La una terza via: a ciascuno il suo – “Probabilmente la soluzione più ragionevole è quella di un decentramento differenziato”, spiega ancora Fattore. Come funziona? “E’ importante che il livello centrale decida nello specifico cosa fa e cosa non fa, non portando avanti una specie di strategia generalizzata di riacquisizione trasversale dei poteri sulla sanità.
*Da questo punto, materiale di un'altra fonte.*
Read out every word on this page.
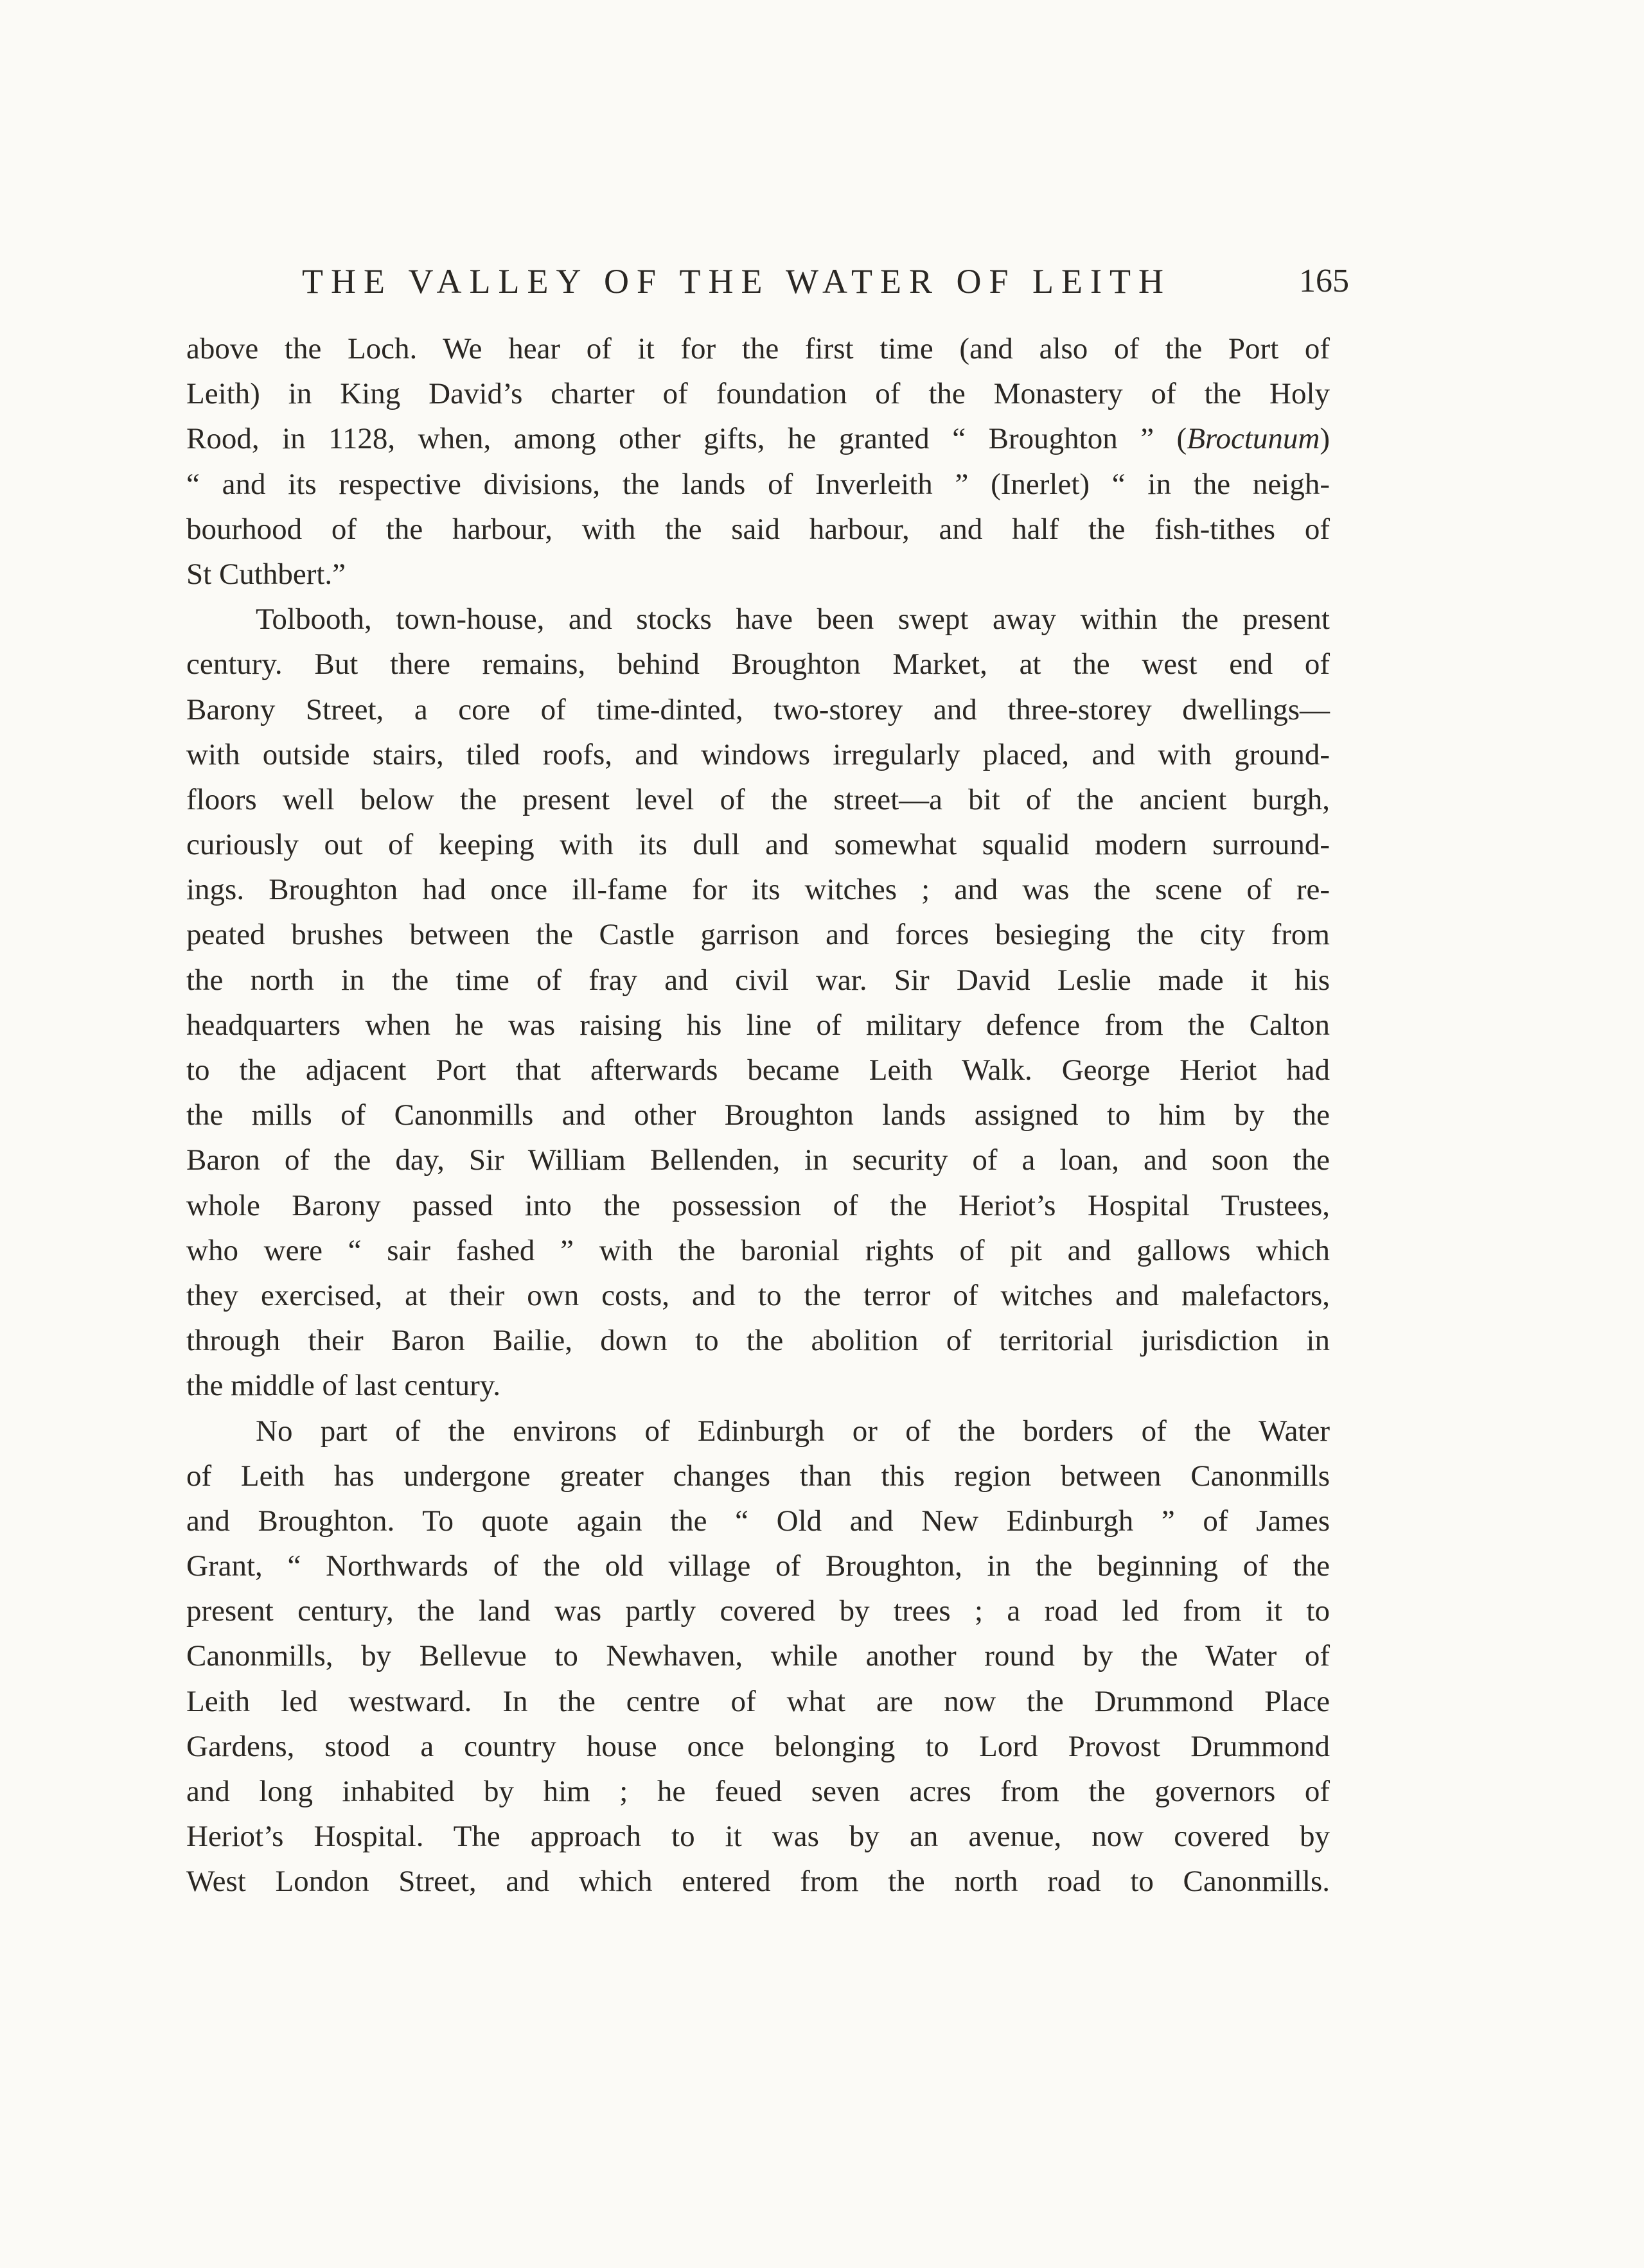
THE VALLEY OF THE WATER OF LEITH	165
above the Loch. We hear of it for the first time (and also of the Port of
Leith) in King David’s charter of foundation of the Monastery of the Holy
Rood, in 1128, when, among other gifts, he granted “ Broughton ” (Broctunum)
“ and its respective divisions, the lands of Inverleith ” (Inerlet) “ in the neigh-
bourhood of the harbour, with the said harbour, and half the fish-tithes of
St Cuthbert.”
Tolbooth, town-house, and stocks have been swept away within the present
century. But there remains, behind Broughton Market, at the west end of
Barony Street, a core of time-dinted, two-storey and three-storey dwellings—
with outside stairs, tiled roofs, and windows irregularly placed, and with ground-
floors well below the present level of the street—a bit of the ancient burgh,
curiously out of keeping with its dull and somewhat squalid modern surround-
ings. Broughton had once ill-fame for its witches ; and was the scene of re-
peated brushes between the Castle garrison and forces besieging the city from
the north in the time of fray and civil war. Sir David Leslie made it his
headquarters when he was raising his line of military defence from the Calton
to the adjacent Port that afterwards became Leith Walk. George Heriot had
the mills of Canonmills and other Broughton lands assigned to him by the
Baron of the day, Sir William Bellenden, in security of a loan, and soon the
whole Barony passed into the possession of the Heriot’s Hospital Trustees,
who were “ sair fashed ” with the baronial rights of pit and gallows which
they exercised, at their own costs, and to the terror of witches and malefactors,
through their Baron Bailie, down to the abolition of territorial jurisdiction in
the middle of last century.
No part of the environs of Edinburgh or of the borders of the Water
of Leith has undergone greater changes than this region between Canonmills
and Broughton. To quote again the “ Old and New Edinburgh ” of James
Grant, “ Northwards of the old village of Broughton, in the beginning of the
present century, the land was partly covered by trees ; a road led from it to
Canonmills, by Bellevue to Newhaven, while another round by the Water of
Leith led westward. In the centre of what are now the Drummond Place
Gardens, stood a country house once belonging to Lord Provost Drummond
and long inhabited by him ; he feued seven acres from the governors of
Heriot’s Hospital. The approach to it was by an avenue, now covered by
West London Street, and which entered from the north road to Canonmills.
Deve essere fatta una cosa molto più intelligente nel capire quali competenze specifiche possono essere riportate o gestite al centro, quali devono rimanere in periferia e quali sostanzialmente devono essere cogestite”.
Per esempio uno dei punti critici su cui sbagliò la riforma venticinque anni fa, secondo il professore, è stato lasciare alle regioni tutti i sistemi di accreditamento: “Noi siamo un Sistema sanitario nazionale in cui sono le regioni a decidere se gli erogatori pubblici e privati hanno i criteri per poter stare nel Ssn. Quindi i criteri variano da regione a regione in un sistema in cui poi i cittadini possono scegliere la regione che vogliono…irragionevole pensare che ci siano diversi standard minimi in Lombardia e in Veneto: i criteri di valutazione e gli standard minimi per operare nel Ssn devono essere uguali. Quella fu una cosa che fu decentrata e probabilmente andrebbe ricentralizzata, mentre tutti gli aspetti relativi all’organizzazione, le modalità di finanziamento, le convenzioni, qui c’è bisogno di margini di autonomia perché i contesti sono diversi”.
Un errore della riforma di 25 anni fa è aver lasciato alle regioni tutti i sistemi di accreditamento: così in Lombardia e in Veneto ci sono standard minimi diversi
Quanto alla scelta della dirigenza, secondo il professore siamo su un terreno più accidentato, dove pesa anche la riforma Madia: “Mi sembra ragionevole che ci sia un qualche ruolo nazionale nel creare la lista dei direttori generali, che sono le persone che hanno le competenze sufficienti per andare a ricoprire un ruolo apicale in aziende che sono particolarmente complesse anche rispetto a imprese di medie dimensioni del settore privato … Il problema è ancora una volta che lo Stato italiano non è in grado di farlo, perché poi alla fine diventerebbe un grande recinto burocratico, se non una specie di esame a cui partecipano migliaia di candidati, e quindi formalmente potrebbe anche essere una buona idea ma nei fatti non mi aspetto che ne venga fuori uno strumento in grado di filtrare i direttori generali. Sono scettico sulle capacità dello Stato italiano di mettere in piedi un sistema in grado di discriminare chi può fare il direttore generale di un’azienda, che tipicamente è una valutazione di competenza manageriale non di conoscenza del diritto, della matematica o della medicina. Capisco l’esigenza di non lasciare tutto in mano alle regioni, ma non è credibile che si riesca a scegliere bene così”.